Outra razão se dá pela redução da área total de folhas. Numa eventual substituição de 100% da mata por pastagens, haveria uma redução de 66% dessa área. Isso ocorre porque, enquanto um metro quadrado de pasto tem uma área foliar um pouco maior do que esse mesmo metro quadrado, na floresta, com várias camadas de folhas sobrepostas nas árvores, a chamada área foliar pode ser superior a seis metros quadrados para cada metro quadrado de chão. Por fim, tanto o aumento de dióxido de carbono quanto o desmatamento influenciam ainda os ventos e massas de ar, que têm papel fundamental no regime de chuvas.

“O dossel da floresta tem árvores altas, baixas, folhas, galhos, que trazem uma complexidade para a superfície, a chamada rugosidade. O vento bate nesses locais e gera redemoinhos, os vórtices, que por sua vez geram instabilidade e estão na origem da convecção responsável pelas chuvas equatoriais. A pastagem, por sua vez, é uma superfície lisa, em que o vento flui sempre em frente e, sem a floresta, não forma esses redemoinhos. Isso causa um aumento do vento, que leva boa parte da precipitação para o oeste, enquanto grande parte da Amazônia Leste e Central, a área brasileira, fica com menos chuva”, informa Lapola.
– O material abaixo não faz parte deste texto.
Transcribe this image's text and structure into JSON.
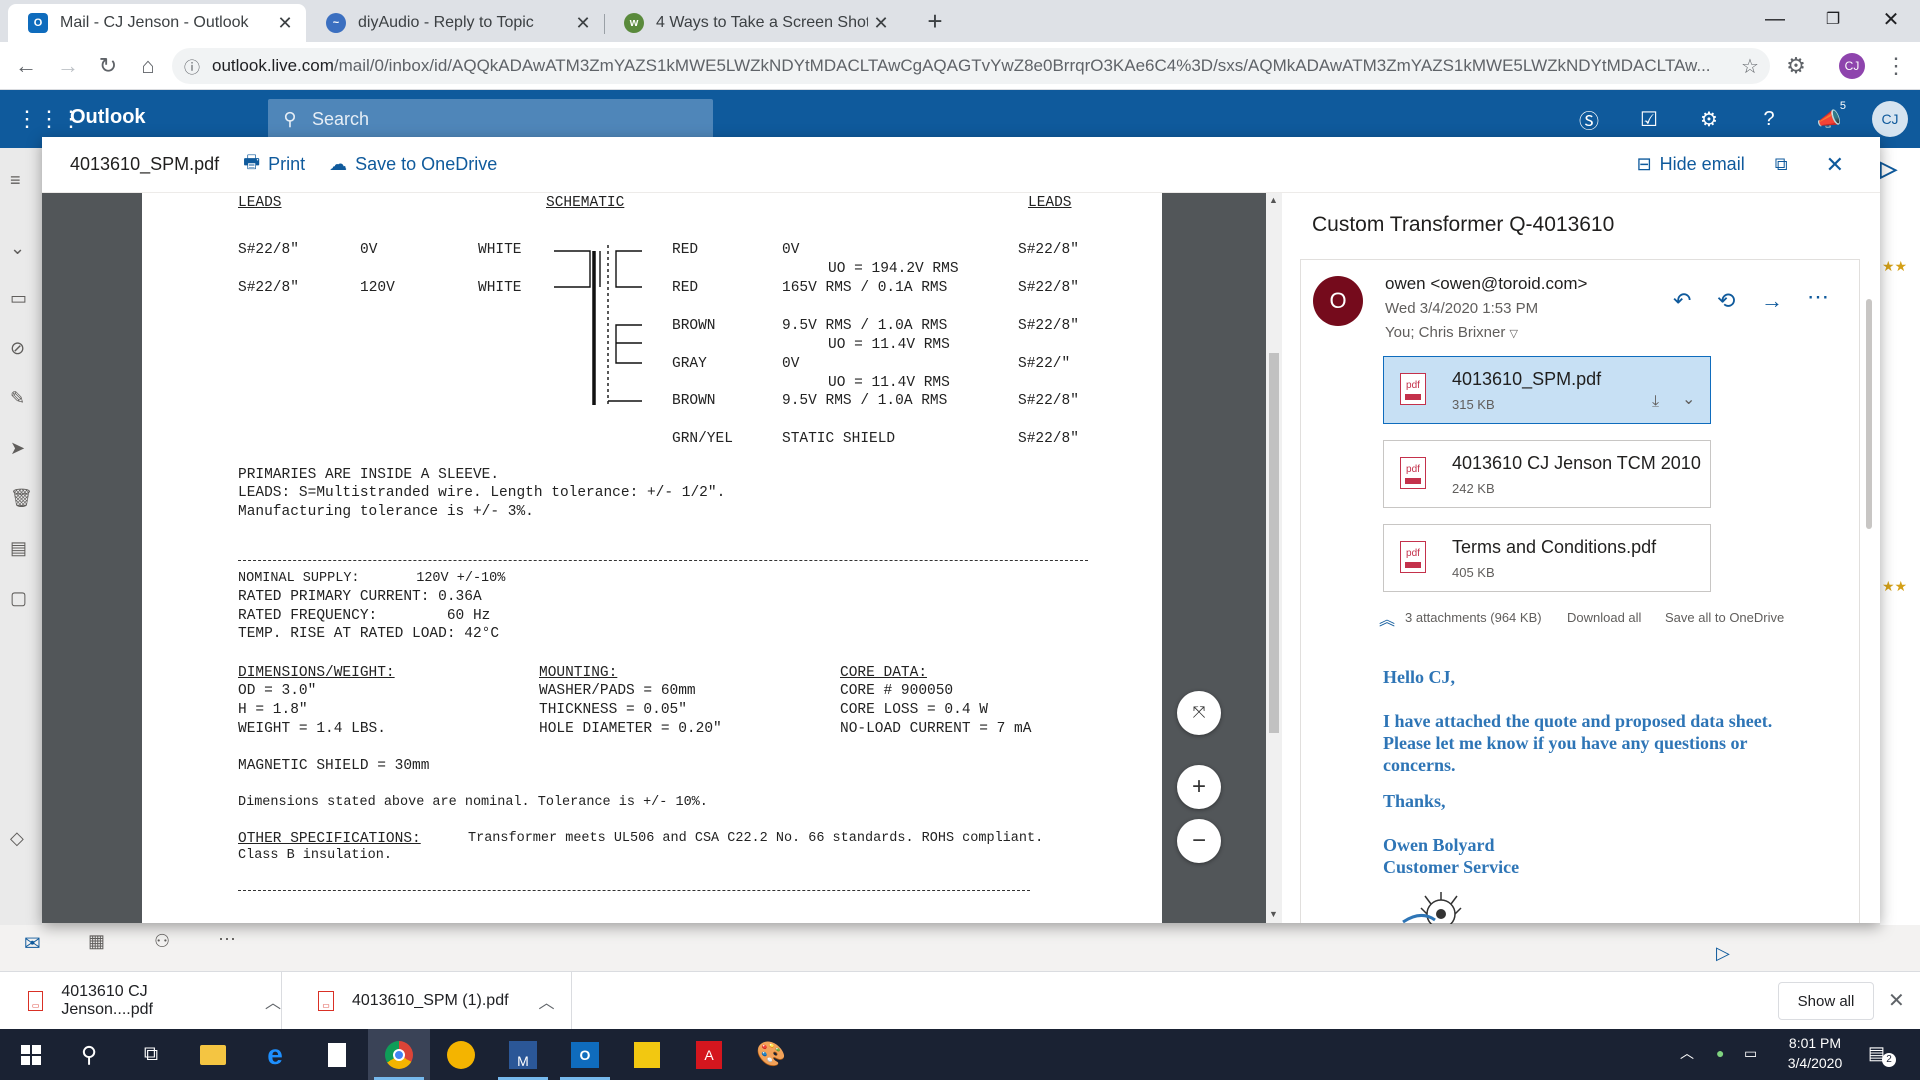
{
  "browser": {
    "tabs": [
      {
        "title": "Mail - CJ Jenson - Outlook",
        "icon": "outlook-icon",
        "active": true
      },
      {
        "title": "diyAudio - Reply to Topic",
        "icon": "diyaudio-icon",
        "active": false
      },
      {
        "title": "4 Ways to Take a Screen Shot (Sc",
        "icon": "wikihow-icon",
        "active": false
      }
    ],
    "url_host": "outlook.live.com",
    "url_path": "/mail/0/inbox/id/AQQkADAwATM3ZmYAZS1kMWE5LWZkNDYtMDACLTAwCgAQAGTvYwZ8e0BrrqrO3KAe6C4%3D/sxs/AQMkADAwATM3ZmYAZS1kMWE5LWZkNDYtMDACLTAw...",
    "profile_initials": "CJ"
  },
  "outlook": {
    "brand": "Outlook",
    "search_placeholder": "Search",
    "notification_count": "5",
    "user_initials": "CJ",
    "accent_color": "#0f5a9c"
  },
  "viewer": {
    "file_name": "4013610_SPM.pdf",
    "print_label": "Print",
    "save_onedrive_label": "Save to OneDrive",
    "hide_email_label": "Hide email"
  },
  "pdf": {
    "hdr_leads_left": "LEADS",
    "hdr_schematic": "SCHEMATIC",
    "hdr_leads_right": "LEADS",
    "primary_rows": [
      {
        "wire": "S#22/8\"",
        "voltage": "0V",
        "color": "WHITE"
      },
      {
        "wire": "S#22/8\"",
        "voltage": "120V",
        "color": "WHITE"
      }
    ],
    "secondary_rows": [
      {
        "color": "RED",
        "value": "0V",
        "wire": "S#22/8\""
      },
      {
        "color": "RED",
        "value": "165V RMS / 0.1A RMS",
        "wire": "S#22/8\""
      },
      {
        "color": "BROWN",
        "value": "9.5V RMS / 1.0A RMS",
        "wire": "S#22/8\""
      },
      {
        "color": "GRAY",
        "value": "0V",
        "wire": "S#22/\""
      },
      {
        "color": "BROWN",
        "value": "9.5V RMS / 1.0A RMS",
        "wire": "S#22/8\""
      },
      {
        "color": "GRN/YEL",
        "value": "STATIC SHIELD",
        "wire": "S#22/8\""
      }
    ],
    "uo_1": "UO = 194.2V RMS",
    "uo_2": "UO = 11.4V RMS",
    "uo_3": "UO = 11.4V RMS",
    "note_1": "PRIMARIES ARE INSIDE A SLEEVE.",
    "note_2": "LEADS: S=Multistranded wire. Length tolerance: +/- 1/2\".",
    "note_3": "Manufacturing tolerance is +/- 3%.",
    "supply_1": "NOMINAL SUPPLY:       120V +/-10%",
    "supply_2": "RATED PRIMARY CURRENT: 0.36A",
    "supply_3": "RATED FREQUENCY:        60 Hz",
    "supply_4": "TEMP. RISE AT RATED LOAD: 42°C",
    "dim_head": "DIMENSIONS/WEIGHT:",
    "dim_1": "OD = 3.0\"",
    "dim_2": "H = 1.8\"",
    "dim_3": "WEIGHT = 1.4 LBS.",
    "mount_head": "MOUNTING:",
    "mount_1": "WASHER/PADS = 60mm",
    "mount_2": "THICKNESS = 0.05\"",
    "mount_3": "HOLE DIAMETER = 0.20\"",
    "core_head": "CORE DATA:",
    "core_1": "CORE # 900050",
    "core_2": "CORE LOSS = 0.4 W",
    "core_3": "NO-LOAD CURRENT = 7 mA",
    "shield": "MAGNETIC SHIELD = 30mm",
    "dims_note": "Dimensions stated above are nominal. Tolerance is +/- 10%.",
    "other_head": "OTHER SPECIFICATIONS:",
    "other_text": "Transformer meets UL506 and CSA C22.2 No. 66 standards. ROHS compliant.",
    "class_text": "Class B insulation."
  },
  "email": {
    "subject": "Custom Transformer Q-4013610",
    "avatar_initial": "O",
    "sender": "owen <owen@toroid.com>",
    "date": "Wed 3/4/2020 1:53 PM",
    "recipients": "You; Chris Brixner",
    "attachments": [
      {
        "name": "4013610_SPM.pdf",
        "size": "315 KB"
      },
      {
        "name": "4013610 CJ Jenson TCM 2010...",
        "size": "242 KB"
      },
      {
        "name": "Terms and Conditions.pdf",
        "size": "405 KB"
      }
    ],
    "attachments_summary": "3 attachments (964 KB)",
    "download_all": "Download all",
    "save_all_onedrive": "Save all to OneDrive",
    "greeting": "Hello CJ,",
    "body": "I have attached the quote and proposed data sheet. Please let me know if you have any questions or concerns.",
    "thanks": "Thanks,",
    "sig_name": "Owen Bolyard",
    "sig_title": "Customer Service"
  },
  "downloads": {
    "items": [
      {
        "name": "4013610 CJ Jenson....pdf"
      },
      {
        "name": "4013610_SPM (1).pdf"
      }
    ],
    "show_all": "Show all"
  },
  "taskbar": {
    "time": "8:01 PM",
    "date": "3/4/2020",
    "notification_count": "2"
  }
}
A diminuição da transpiração causada pelo aumento do CO2, por sua vez, aumenta a temperatura média em até dois graus, uma vez que há menos gotículas de água para amenizar o calor. Esse fator inicia uma cascata de fenômenos que resulta na inibição da formação da chamada convecção profunda (nuvens de chuva muito altas e carregadas de vapor d’água), diminuindo as chuvas.
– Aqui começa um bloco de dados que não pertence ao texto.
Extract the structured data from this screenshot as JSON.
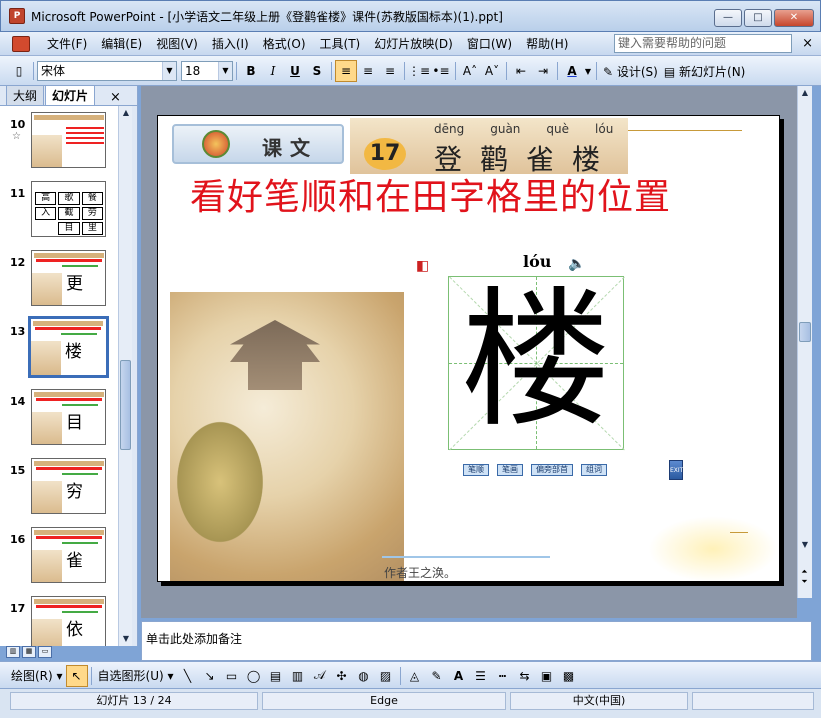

“Um próximo passo seria testar outros modelos computacionais para comparar os resultados com o que encontramos. Além disso, é fundamental a realização de experimentos como o FACE, pois apenas eles podem fornecer dados para verificar e aprimorar simulações de modelagem como as que fizemos”, encerra o pesquisador.

O artigo CO2 physiological effect can cause rainfall decrease as strong as large-scale deforestation in the Amazon, de Gilvan Sampaio, Marília H. Shimizu, Carlos A. Guimarães-Júnior, Felipe Alexandre, Marcelo Guatura, Manoel Cardoso, Tomas F. Domingues, Anja Rammig, Celso von Randow, Luiz F. C. Rezende e David M. Lapola, pode ser lido em https://bg.copernicus.org/articles/18/2511/2021/ .

Matéria original publicada no site da Agência Fapesp.